The density of a **hurdle** family is given by
$$
f_z(y) = z \quad \text{if } y = 0 \\
f_z(y) = (1 - z) f(y) / (1 - f(0)) \quad \text{if } y > 0
$$
Currently implemented families are **hurdle_poisson**, **hurdle_negbinomial**,
**hurdle_gamma**, and **hurdle_lognormal**.
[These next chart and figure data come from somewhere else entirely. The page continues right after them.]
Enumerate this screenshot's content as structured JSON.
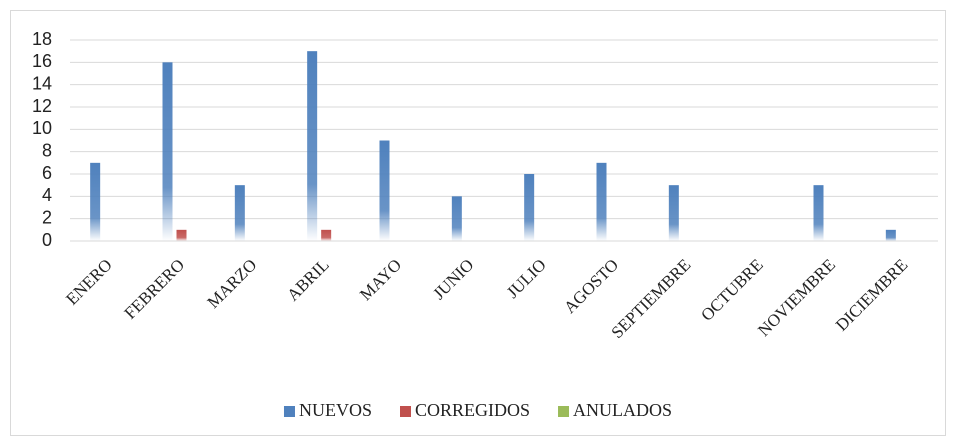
{
  "chart_data": {
    "type": "bar",
    "categories": [
      "ENERO",
      "FEBRERO",
      "MARZO",
      "ABRIL",
      "MAYO",
      "JUNIO",
      "JULIO",
      "AGOSTO",
      "SEPTIEMBRE",
      "OCTUBRE",
      "NOVIEMBRE",
      "DICIEMBRE"
    ],
    "series": [
      {
        "name": "NUEVOS",
        "color": "#4f81bd",
        "values": [
          7,
          16,
          5,
          17,
          9,
          4,
          6,
          7,
          5,
          0,
          5,
          1
        ]
      },
      {
        "name": "CORREGIDOS",
        "color": "#c0504d",
        "values": [
          0,
          1,
          0,
          1,
          0,
          0,
          0,
          0,
          0,
          0,
          0,
          0
        ]
      },
      {
        "name": "ANULADOS",
        "color": "#9bbb59",
        "values": [
          0,
          0,
          0,
          0,
          0,
          0,
          0,
          0,
          0,
          0,
          0,
          0
        ]
      }
    ],
    "ylim": [
      0,
      18
    ],
    "yticks": [
      0,
      2,
      4,
      6,
      8,
      10,
      12,
      14,
      16,
      18
    ],
    "grid": true,
    "legend": "bottom"
  }
}
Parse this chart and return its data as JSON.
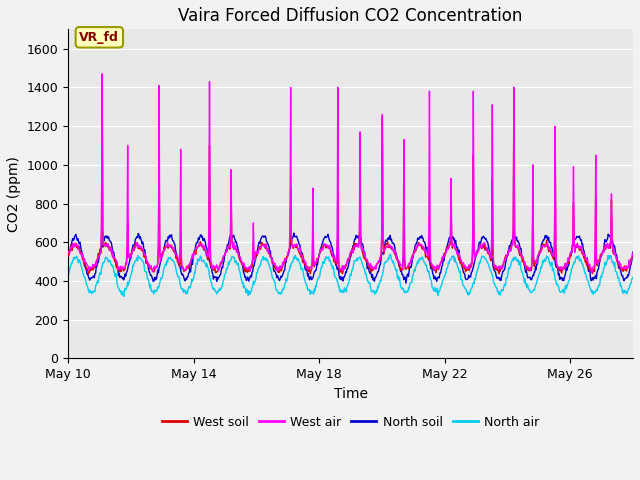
{
  "title": "Vaira Forced Diffusion CO2 Concentration",
  "xlabel": "Time",
  "ylabel": "CO2 (ppm)",
  "ylim": [
    0,
    1700
  ],
  "yticks": [
    0,
    200,
    400,
    600,
    800,
    1000,
    1200,
    1400,
    1600
  ],
  "x_tick_labels": [
    "May 10",
    "May 14",
    "May 18",
    "May 22",
    "May 26"
  ],
  "x_tick_positions": [
    0,
    4,
    8,
    12,
    16
  ],
  "n_days": 18,
  "colors": {
    "west_soil": "#dd0000",
    "west_air": "#ff00ff",
    "north_soil": "#0000cc",
    "north_air": "#00ccee"
  },
  "legend_labels": [
    "West soil",
    "West air",
    "North soil",
    "North air"
  ],
  "annotation_text": "VR_fd",
  "annotation_color": "#880000",
  "annotation_bg": "#ffffbb",
  "annotation_edge": "#999900",
  "plot_bg": "#e8e8e8",
  "fig_bg": "#f2f2f2",
  "grid_color": "#ffffff",
  "title_fontsize": 12,
  "label_fontsize": 10,
  "tick_fontsize": 9,
  "legend_fontsize": 9
}
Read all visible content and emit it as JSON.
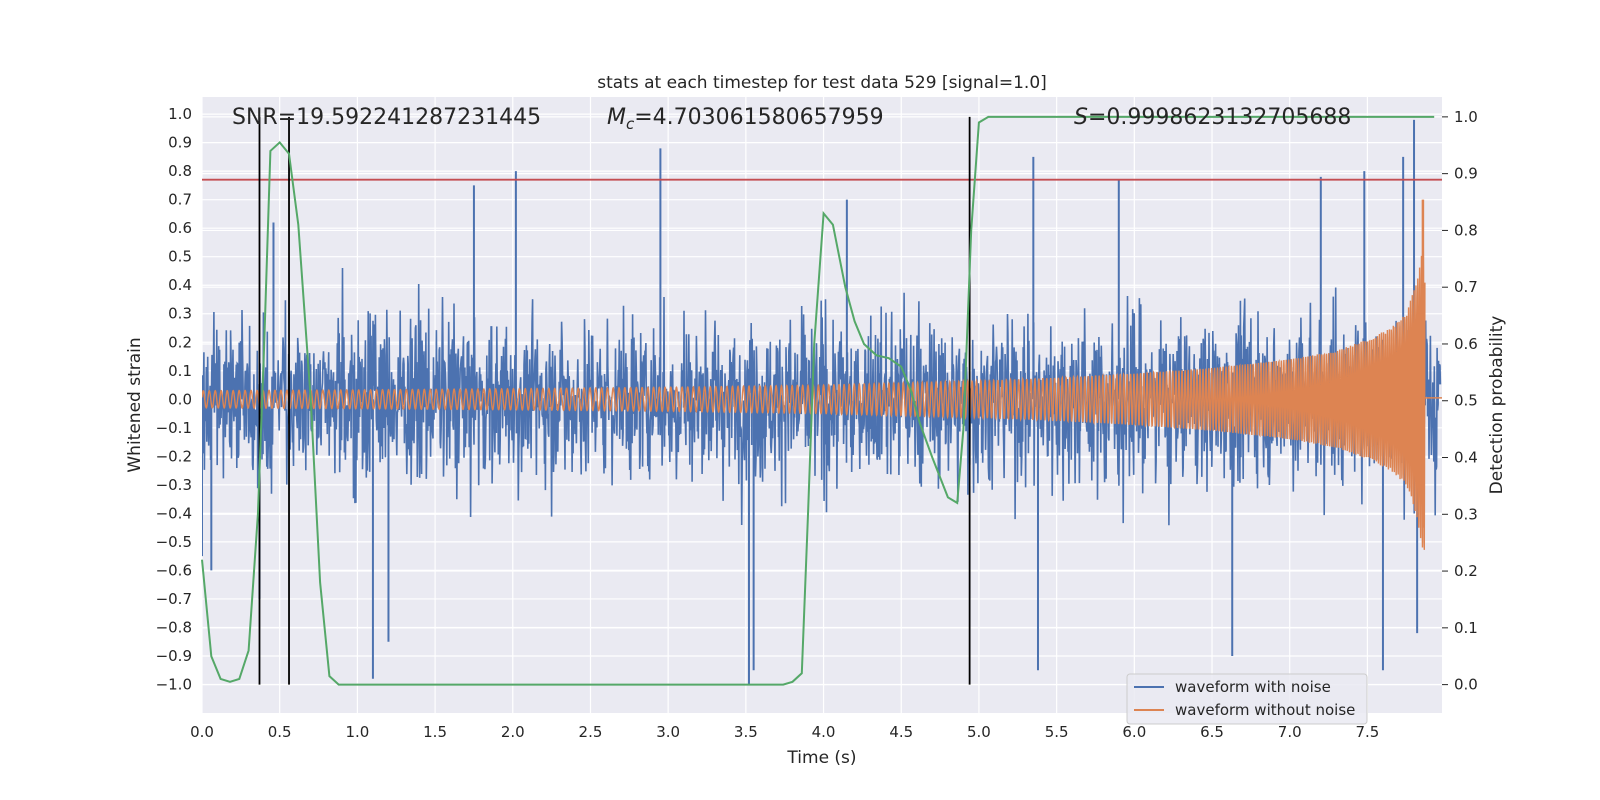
{
  "chart_data": {
    "type": "line",
    "title": "stats at each timestep for test data 529 [signal=1.0]",
    "xlabel": "Time (s)",
    "ylabel_left": "Whitened strain",
    "ylabel_right": "Detection probability",
    "xlim": [
      0.0,
      7.98
    ],
    "ylim_left": [
      -1.1,
      1.06
    ],
    "ylim_right": [
      -0.05,
      1.035
    ],
    "x_ticks": [
      "0.0",
      "0.5",
      "1.0",
      "1.5",
      "2.0",
      "2.5",
      "3.0",
      "3.5",
      "4.0",
      "4.5",
      "5.0",
      "5.5",
      "6.0",
      "6.5",
      "7.0",
      "7.5"
    ],
    "y_ticks_left": [
      "1.0",
      "0.9",
      "0.8",
      "0.7",
      "0.6",
      "0.5",
      "0.4",
      "0.3",
      "0.2",
      "0.1",
      "0.0",
      "-0.1",
      "-0.2",
      "-0.3",
      "-0.4",
      "-0.5",
      "-0.6",
      "-0.7",
      "-0.8",
      "-0.9",
      "-1.0"
    ],
    "y_ticks_right": [
      "1.0",
      "0.9",
      "0.8",
      "0.7",
      "0.6",
      "0.5",
      "0.4",
      "0.3",
      "0.2",
      "0.1",
      "0.0"
    ],
    "grid": true,
    "legend_position": "lower-right",
    "annotations": {
      "snr": "SNR=19.592241287231445",
      "mc_symbol": "M",
      "mc_sub": "c",
      "mc_value": "=4.703061580657959",
      "s_symbol": "S",
      "s_value": "=0.9998623132705688"
    },
    "series": [
      {
        "name": "waveform with noise",
        "color": "#4c72b0",
        "axis": "left",
        "envelope_typical": 0.45,
        "peaks": [
          [
            0.0,
            -0.55
          ],
          [
            0.06,
            -0.6
          ],
          [
            0.37,
            -0.7
          ],
          [
            0.46,
            0.62
          ],
          [
            1.1,
            -0.98
          ],
          [
            1.2,
            -0.85
          ],
          [
            1.75,
            0.75
          ],
          [
            2.02,
            0.8
          ],
          [
            2.95,
            0.88
          ],
          [
            3.52,
            -1.0
          ],
          [
            3.55,
            -0.95
          ],
          [
            4.15,
            0.7
          ],
          [
            5.35,
            0.85
          ],
          [
            5.38,
            -0.95
          ],
          [
            5.9,
            0.77
          ],
          [
            6.63,
            -0.9
          ],
          [
            7.2,
            0.78
          ],
          [
            7.48,
            0.8
          ],
          [
            7.6,
            -0.95
          ],
          [
            7.73,
            0.85
          ],
          [
            7.8,
            0.98
          ],
          [
            7.82,
            -0.82
          ]
        ]
      },
      {
        "name": "waveform without noise",
        "color": "#dd8452",
        "axis": "left",
        "amplitude_points": [
          [
            0.0,
            0.03
          ],
          [
            1.0,
            0.033
          ],
          [
            2.0,
            0.037
          ],
          [
            3.0,
            0.042
          ],
          [
            4.0,
            0.05
          ],
          [
            5.0,
            0.065
          ],
          [
            5.5,
            0.075
          ],
          [
            6.0,
            0.09
          ],
          [
            6.5,
            0.11
          ],
          [
            7.0,
            0.14
          ],
          [
            7.3,
            0.17
          ],
          [
            7.5,
            0.21
          ],
          [
            7.65,
            0.25
          ],
          [
            7.75,
            0.3
          ],
          [
            7.82,
            0.42
          ],
          [
            7.86,
            0.55
          ]
        ],
        "end_amplitude_peaks": [
          0.7,
          -0.45
        ],
        "ringdown_time": 7.87
      },
      {
        "name": "",
        "color": "#55a868",
        "axis": "right",
        "x": [
          0.0,
          0.06,
          0.12,
          0.18,
          0.24,
          0.3,
          0.36,
          0.4,
          0.44,
          0.5,
          0.56,
          0.62,
          0.7,
          0.76,
          0.82,
          0.88,
          1.0,
          2.0,
          3.0,
          3.6,
          3.74,
          3.8,
          3.86,
          3.9,
          3.94,
          4.0,
          4.06,
          4.14,
          4.2,
          4.26,
          4.34,
          4.42,
          4.5,
          4.56,
          4.62,
          4.7,
          4.8,
          4.86,
          4.9,
          4.95,
          5.0,
          5.06,
          5.5,
          7.93
        ],
        "y": [
          0.22,
          0.05,
          0.01,
          0.005,
          0.01,
          0.06,
          0.3,
          0.6,
          0.94,
          0.955,
          0.935,
          0.81,
          0.5,
          0.18,
          0.015,
          0.0,
          0.0,
          0.0,
          0.0,
          0.0,
          0.0,
          0.005,
          0.02,
          0.3,
          0.6,
          0.83,
          0.81,
          0.7,
          0.64,
          0.6,
          0.58,
          0.575,
          0.56,
          0.52,
          0.46,
          0.4,
          0.33,
          0.32,
          0.45,
          0.8,
          0.99,
          1.0,
          1.0,
          1.0
        ]
      }
    ],
    "hlines": [
      {
        "axis": "left",
        "y": 0.77,
        "color": "#c44e52"
      }
    ],
    "vlines": [
      {
        "x": 0.37,
        "color": "#000000"
      },
      {
        "x": 0.56,
        "color": "#000000"
      },
      {
        "x": 4.94,
        "color": "#000000"
      }
    ]
  }
}
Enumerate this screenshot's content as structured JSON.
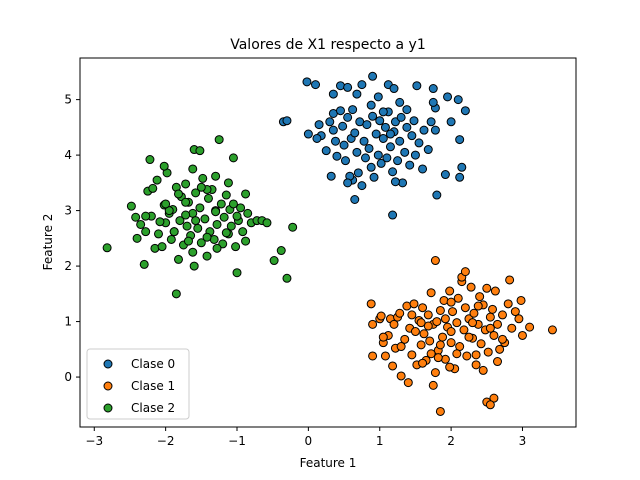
{
  "chart_data": {
    "type": "scatter",
    "title": "Valores de X1 respecto a y1",
    "xlabel": "Feature 1",
    "ylabel": "Feature 2",
    "xlim": [
      -3.2,
      3.75
    ],
    "ylim": [
      -0.9,
      5.75
    ],
    "xticks": [
      -3,
      -2,
      -1,
      0,
      1,
      2,
      3
    ],
    "yticks": [
      0,
      1,
      2,
      3,
      4,
      5
    ],
    "grid": false,
    "legend_position": "bottom-left",
    "marker": "circle",
    "marker_edge_color": "#000000",
    "series": [
      {
        "name": "Clase 0",
        "color": "#1f77b4",
        "points": [
          [
            -0.35,
            4.6
          ],
          [
            -0.3,
            4.62
          ],
          [
            -0.02,
            5.32
          ],
          [
            0.1,
            5.27
          ],
          [
            0.35,
            5.1
          ],
          [
            0.45,
            5.25
          ],
          [
            0.55,
            5.22
          ],
          [
            0.68,
            5.1
          ],
          [
            0.75,
            5.27
          ],
          [
            0.9,
            5.42
          ],
          [
            0.98,
            5.05
          ],
          [
            1.12,
            5.27
          ],
          [
            1.2,
            5.2
          ],
          [
            1.28,
            4.95
          ],
          [
            1.52,
            5.25
          ],
          [
            1.75,
            5.2
          ],
          [
            1.78,
            4.85
          ],
          [
            1.78,
            4.45
          ],
          [
            1.95,
            5.05
          ],
          [
            2.1,
            5
          ],
          [
            2.2,
            4.8
          ],
          [
            1.75,
            4.95
          ],
          [
            0.0,
            4.38
          ],
          [
            0.15,
            4.55
          ],
          [
            0.18,
            4.35
          ],
          [
            0.25,
            4.08
          ],
          [
            0.3,
            4.6
          ],
          [
            0.35,
            4.75
          ],
          [
            0.38,
            4.25
          ],
          [
            0.4,
            3.98
          ],
          [
            0.45,
            4.8
          ],
          [
            0.48,
            4.52
          ],
          [
            0.5,
            4.18
          ],
          [
            0.52,
            3.9
          ],
          [
            0.55,
            4.68
          ],
          [
            0.6,
            4.3
          ],
          [
            0.62,
            3.55
          ],
          [
            0.65,
            4.4
          ],
          [
            0.68,
            4.05
          ],
          [
            0.7,
            3.68
          ],
          [
            0.72,
            4.6
          ],
          [
            0.75,
            3.45
          ],
          [
            0.78,
            4.25
          ],
          [
            0.8,
            3.95
          ],
          [
            0.82,
            4.55
          ],
          [
            0.85,
            4.12
          ],
          [
            0.88,
            3.78
          ],
          [
            0.9,
            4.7
          ],
          [
            0.92,
            3.6
          ],
          [
            0.95,
            4.38
          ],
          [
            0.98,
            4.0
          ],
          [
            1.0,
            4.62
          ],
          [
            1.02,
            3.85
          ],
          [
            1.05,
            4.3
          ],
          [
            1.08,
            4.5
          ],
          [
            1.1,
            3.95
          ],
          [
            1.12,
            4.78
          ],
          [
            1.15,
            4.15
          ],
          [
            1.18,
            3.7
          ],
          [
            1.2,
            4.42
          ],
          [
            1.22,
            4.6
          ],
          [
            1.25,
            3.9
          ],
          [
            1.28,
            4.25
          ],
          [
            1.3,
            4.68
          ],
          [
            1.32,
            3.5
          ],
          [
            1.35,
            4.05
          ],
          [
            1.38,
            4.5
          ],
          [
            1.42,
            3.82
          ],
          [
            1.45,
            4.35
          ],
          [
            1.48,
            4.62
          ],
          [
            1.5,
            4.0
          ],
          [
            1.55,
            4.22
          ],
          [
            1.6,
            3.75
          ],
          [
            1.62,
            4.45
          ],
          [
            1.68,
            4.1
          ],
          [
            1.72,
            4.6
          ],
          [
            2.0,
            4.6
          ],
          [
            2.12,
            4.28
          ],
          [
            2.15,
            3.78
          ],
          [
            2.12,
            3.6
          ],
          [
            1.92,
            3.65
          ],
          [
            1.8,
            3.28
          ],
          [
            0.65,
            3.2
          ],
          [
            0.32,
            3.62
          ],
          [
            0.58,
            3.62
          ],
          [
            1.22,
            3.52
          ],
          [
            1.18,
            2.92
          ],
          [
            0.55,
            3.5
          ],
          [
            0.35,
            4.45
          ],
          [
            0.12,
            4.3
          ],
          [
            0.88,
            4.9
          ],
          [
            1.05,
            4.78
          ],
          [
            1.38,
            4.82
          ],
          [
            0.62,
            4.82
          ],
          [
            1.15,
            4.38
          ]
        ]
      },
      {
        "name": "Clase 1",
        "color": "#ff7f0e",
        "points": [
          [
            0.88,
            1.32
          ],
          [
            0.9,
            0.95
          ],
          [
            1.0,
            1.05
          ],
          [
            1.02,
            1.1
          ],
          [
            1.05,
            0.62
          ],
          [
            1.08,
            0.38
          ],
          [
            1.12,
            0.75
          ],
          [
            1.15,
            1.05
          ],
          [
            1.18,
            0.2
          ],
          [
            1.2,
            0.95
          ],
          [
            1.22,
            0.52
          ],
          [
            1.25,
            1.08
          ],
          [
            1.28,
            1.15
          ],
          [
            1.3,
            0.02
          ],
          [
            1.35,
            0.68
          ],
          [
            1.38,
            1.28
          ],
          [
            1.4,
            -0.1
          ],
          [
            1.42,
            0.88
          ],
          [
            1.45,
            0.4
          ],
          [
            1.48,
            1.32
          ],
          [
            1.5,
            0.82
          ],
          [
            1.52,
            0.22
          ],
          [
            1.55,
            1.02
          ],
          [
            1.58,
            0.58
          ],
          [
            1.6,
            1.25
          ],
          [
            1.62,
            0.78
          ],
          [
            1.65,
            0.3
          ],
          [
            1.68,
            1.12
          ],
          [
            1.7,
            0.65
          ],
          [
            1.72,
            1.52
          ],
          [
            1.75,
            0.95
          ],
          [
            1.78,
            0.08
          ],
          [
            1.8,
            1.0
          ],
          [
            1.82,
            0.48
          ],
          [
            1.85,
            1.2
          ],
          [
            1.88,
            0.72
          ],
          [
            1.9,
            1.38
          ],
          [
            1.92,
            0.32
          ],
          [
            1.95,
            0.9
          ],
          [
            1.98,
            1.55
          ],
          [
            2.0,
            0.62
          ],
          [
            2.02,
            1.18
          ],
          [
            2.05,
            0.15
          ],
          [
            2.08,
            0.98
          ],
          [
            2.1,
            1.42
          ],
          [
            2.12,
            0.55
          ],
          [
            2.15,
            1.72
          ],
          [
            2.18,
            0.85
          ],
          [
            2.2,
            1.25
          ],
          [
            2.22,
            0.38
          ],
          [
            2.25,
            1.05
          ],
          [
            2.28,
            1.62
          ],
          [
            2.3,
            0.7
          ],
          [
            2.32,
            1.15
          ],
          [
            2.35,
            0.22
          ],
          [
            2.38,
            0.95
          ],
          [
            2.4,
            1.45
          ],
          [
            2.42,
            0.6
          ],
          [
            2.45,
            1.3
          ],
          [
            2.48,
            0.85
          ],
          [
            2.5,
            1.6
          ],
          [
            2.52,
            0.45
          ],
          [
            2.55,
            1.08
          ],
          [
            2.58,
            1.22
          ],
          [
            2.6,
            0.75
          ],
          [
            2.62,
            1.55
          ],
          [
            2.65,
            0.95
          ],
          [
            2.68,
            0.5
          ],
          [
            2.72,
            1.12
          ],
          [
            2.75,
            0.62
          ],
          [
            2.8,
            1.32
          ],
          [
            2.82,
            1.75
          ],
          [
            2.85,
            0.88
          ],
          [
            2.9,
            1.18
          ],
          [
            2.95,
            1.05
          ],
          [
            2.98,
            1.38
          ],
          [
            2.5,
            -0.45
          ],
          [
            2.6,
            -0.38
          ],
          [
            2.55,
            -0.5
          ],
          [
            1.85,
            -0.62
          ],
          [
            1.75,
            -0.15
          ],
          [
            1.78,
            2.1
          ],
          [
            2.15,
            1.8
          ],
          [
            2.2,
            1.9
          ],
          [
            3.1,
            0.9
          ],
          [
            3.42,
            0.85
          ],
          [
            3.0,
            0.75
          ],
          [
            0.9,
            0.38
          ],
          [
            1.05,
            0.72
          ],
          [
            1.3,
            0.55
          ],
          [
            1.6,
            0.25
          ],
          [
            2.35,
            0.4
          ],
          [
            2.45,
            0.12
          ],
          [
            2.65,
            0.28
          ],
          [
            2.0,
            0.82
          ],
          [
            1.92,
            1.05
          ],
          [
            1.68,
            0.92
          ],
          [
            2.3,
            0.98
          ],
          [
            2.38,
            1.28
          ],
          [
            2.0,
            1.35
          ],
          [
            1.58,
            0.98
          ],
          [
            1.45,
            1.12
          ],
          [
            1.85,
            0.58
          ],
          [
            2.08,
            0.42
          ],
          [
            2.25,
            0.72
          ],
          [
            2.55,
            0.88
          ],
          [
            2.72,
            0.68
          ],
          [
            1.82,
            0.35
          ],
          [
            1.72,
            0.42
          ],
          [
            1.98,
            0.18
          ]
        ]
      },
      {
        "name": "Clase 2",
        "color": "#2ca02c",
        "points": [
          [
            -2.82,
            2.33
          ],
          [
            -2.48,
            3.08
          ],
          [
            -2.42,
            2.88
          ],
          [
            -2.4,
            2.5
          ],
          [
            -2.35,
            2.75
          ],
          [
            -2.3,
            2.03
          ],
          [
            -2.28,
            2.62
          ],
          [
            -2.25,
            3.35
          ],
          [
            -2.22,
            3.92
          ],
          [
            -2.2,
            2.9
          ],
          [
            -2.15,
            2.32
          ],
          [
            -2.12,
            3.55
          ],
          [
            -2.1,
            2.58
          ],
          [
            -2.05,
            2.35
          ],
          [
            -2.02,
            3.1
          ],
          [
            -2.0,
            2.78
          ],
          [
            -1.98,
            3.68
          ],
          [
            -1.95,
            2.95
          ],
          [
            -1.92,
            2.48
          ],
          [
            -1.9,
            3.02
          ],
          [
            -1.88,
            2.62
          ],
          [
            -1.85,
            3.42
          ],
          [
            -1.82,
            2.12
          ],
          [
            -1.8,
            2.82
          ],
          [
            -1.78,
            3.25
          ],
          [
            -1.75,
            2.38
          ],
          [
            -1.72,
            3.48
          ],
          [
            -1.7,
            2.72
          ],
          [
            -1.68,
            3.15
          ],
          [
            -1.65,
            2.55
          ],
          [
            -1.62,
            2.95
          ],
          [
            -1.6,
            2.0
          ],
          [
            -1.58,
            3.32
          ],
          [
            -1.55,
            2.68
          ],
          [
            -1.52,
            3.05
          ],
          [
            -1.5,
            2.42
          ],
          [
            -1.48,
            3.58
          ],
          [
            -1.45,
            2.85
          ],
          [
            -1.42,
            2.18
          ],
          [
            -1.4,
            3.22
          ],
          [
            -1.38,
            2.62
          ],
          [
            -1.35,
            3.38
          ],
          [
            -1.32,
            2.48
          ],
          [
            -1.3,
            3.0
          ],
          [
            -1.28,
            2.75
          ],
          [
            -1.25,
            4.28
          ],
          [
            -1.22,
            3.12
          ],
          [
            -1.2,
            2.4
          ],
          [
            -1.18,
            2.88
          ],
          [
            -1.15,
            3.28
          ],
          [
            -1.12,
            2.58
          ],
          [
            -1.1,
            3.02
          ],
          [
            -1.08,
            2.72
          ],
          [
            -1.05,
            3.12
          ],
          [
            -1.02,
            2.35
          ],
          [
            -1.0,
            1.88
          ],
          [
            -0.98,
            2.82
          ],
          [
            -0.95,
            3.05
          ],
          [
            -0.92,
            2.62
          ],
          [
            -0.88,
            3.3
          ],
          [
            -0.85,
            2.95
          ],
          [
            -0.8,
            2.78
          ],
          [
            -0.72,
            2.82
          ],
          [
            -0.65,
            2.82
          ],
          [
            -0.58,
            2.78
          ],
          [
            -0.48,
            2.1
          ],
          [
            -0.38,
            2.28
          ],
          [
            -0.3,
            1.78
          ],
          [
            -0.22,
            2.7
          ],
          [
            -1.85,
            1.5
          ],
          [
            -1.6,
            4.1
          ],
          [
            -1.52,
            4.08
          ],
          [
            -1.3,
            3.62
          ],
          [
            -1.05,
            3.95
          ],
          [
            -2.02,
            3.8
          ],
          [
            -1.82,
            3.3
          ],
          [
            -1.62,
            3.75
          ],
          [
            -2.18,
            3.4
          ],
          [
            -2.28,
            2.9
          ],
          [
            -2.08,
            2.8
          ],
          [
            -1.95,
            3.0
          ],
          [
            -1.72,
            2.92
          ],
          [
            -1.58,
            2.82
          ],
          [
            -1.42,
            2.52
          ],
          [
            -1.28,
            2.32
          ],
          [
            -1.15,
            2.6
          ],
          [
            -1.88,
            2.62
          ],
          [
            -1.68,
            2.45
          ],
          [
            -1.42,
            3.38
          ],
          [
            -1.72,
            3.15
          ],
          [
            -2.0,
            3.12
          ],
          [
            -1.12,
            3.5
          ],
          [
            -0.88,
            2.45
          ],
          [
            -1.0,
            2.9
          ],
          [
            -1.5,
            3.42
          ],
          [
            -1.3,
            2.98
          ],
          [
            -1.62,
            2.25
          ]
        ]
      }
    ]
  }
}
The density of a **zero-one-inflated** family is given by
$$
f_{\alpha, \gamma}(y) = \alpha (1 - \gamma) \quad \text{if } y = 0 \\
f_{\alpha, \gamma}(y) = \alpha \gamma \quad \text{if } y = 1 \\
f_{\alpha, \gamma}(y) = (1 - \alpha) f(y) \quad \text{if } y \notin \{0, 1\}
$$
where $\alpha$ is the zero-one-inflation probability (i.e. the probability that
zero or one occurs) and $\gamma$ is the conditional one-inflation probability
(i.e. the probability that one occurs rather than zero). Currently implemented
families are **zero_one_inflated_beta**.